The Logistics of Maintaining a Successful Family Dynamic as a Mother with a Disability

Civil Litigation Attorney Kelley Brook Simoneaux Shares About Marriage and Motherhood


For women with disabilities, there are very little material -- whether it be books, blogs, or support groups -- on the topic of marriage and motherhood. The two topics can be scary for anyone -- able-bodied or otherwise. But for women with disabilities, there are widespread and damaging stigmas like the idea that they can’t possibly birth their own child or get married to their dream man.


This makes the content that we are developing all the more important. In one of our earliest podcast episodes, we interviewed civil litigation attorney and mother of two Kelley Brook Simoneaux. We discussed the logistics of balancing being a mother in a wheelchair with a demanding full-time job as an attorney in Washington DC.


Simoneaux was in a car accident when she was sixteen. The crash left her as a paraplegic after sustaining a spinal cord injury. In the first couple years that followed the accident, Simoneaux had a tightknit support group of close family and friends who never doubted her ability to live a normal life. This support led Simoneaux to chase her dreams of attending law school. Later, as she fully adapted to her new normal, she became engage to her significant other. Following a fairytale wedding, the two decided to adopt their first child and naturally birth their second child.


Don’t Let Anyone Tell You No


In her conversation with us, Simoneaux was adamant to other members of the disability community: don’t let anyone tell you that you can’t do it. Whether that be going to law school, marriage, adopting a child, or even birthing a child. Everything is possible with careful research and support -- especially from your physician.


Simoneaux was quick to press the importance of finding a community. For her, the worries she had when pregnant with her son were alleviated by the Facebook groups she joined in the greater Washington DC area. Through the groups, she connected with women who had similar stories. Her fears were answered by kind women who offered help and support leading up to the final days before her son’s birth. This experience is what has led Simoneaux to advocate for more content for mothers and wives with disabilities in mainstream media.


There are far too many women with disabilities that have children or spouses for aspiring mothers to have dig through the internet to find a couple of obscure blog posts.

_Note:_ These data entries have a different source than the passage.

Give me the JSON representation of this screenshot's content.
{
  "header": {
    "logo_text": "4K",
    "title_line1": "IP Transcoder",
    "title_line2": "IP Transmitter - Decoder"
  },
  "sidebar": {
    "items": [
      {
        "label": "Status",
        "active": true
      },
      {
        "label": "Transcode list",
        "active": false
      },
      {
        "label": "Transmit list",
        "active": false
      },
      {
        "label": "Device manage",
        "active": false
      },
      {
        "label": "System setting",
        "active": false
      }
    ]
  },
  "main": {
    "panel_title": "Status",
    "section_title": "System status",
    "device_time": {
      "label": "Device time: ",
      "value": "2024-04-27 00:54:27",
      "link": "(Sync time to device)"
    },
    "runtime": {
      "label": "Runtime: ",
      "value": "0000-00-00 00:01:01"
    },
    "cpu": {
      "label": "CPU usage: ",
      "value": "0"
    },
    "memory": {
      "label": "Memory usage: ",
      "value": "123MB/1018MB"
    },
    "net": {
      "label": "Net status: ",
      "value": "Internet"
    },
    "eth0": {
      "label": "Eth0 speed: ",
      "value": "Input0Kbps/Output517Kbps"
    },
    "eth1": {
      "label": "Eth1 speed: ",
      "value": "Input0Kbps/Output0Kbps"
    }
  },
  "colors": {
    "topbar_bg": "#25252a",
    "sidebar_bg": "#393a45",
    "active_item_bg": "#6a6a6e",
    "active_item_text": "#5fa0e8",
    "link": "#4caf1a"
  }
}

The Logistics of Being a Spouse


Simoneaux was quick to point out the wonderful support she receives from her spouse on a daily basis. The two both have full time jobs that they juggle around caring for their two children [and now three children with the arrival of a third child in 2021]. In the past five years, they have discovered a dynamic that works well.


From her husband’s perspective, Simoneaux knew that he would never doubt her abilities and would never do something without asking if she would rather do it herself. The confidence he has in her abilities is something that Simoneaux prizes and regards as necessary to making a marriage work between someone who is able-bodied and someone who has a disability.


On the flip side, Simoneaux had to be willing to make some compromises with herself and realize that she has some limitations that cannot easily be overcome. She advises that part of the magic of a secure relationship is not having to bear the burden of completing every task by herself, but instead focusing on the things that she can do well.


The Logistics of Being a Mother


As for motherhood, Simoneaux explained that her role as a mother is no different than her able-bodied friends. She recalls the airplane flights, soccer games, and other events she has attended like any other mother would.


She did acknowledge that there are unique challenges to being a mother in a wheelchair, but there is nothing that is too difficult to overcome.


As for her children? Simoneaux smiled and said that young children adapt to their normal. They don’t know any differently, and they are still able to participate in life just as a toddler with an able-bodied mom would be able to.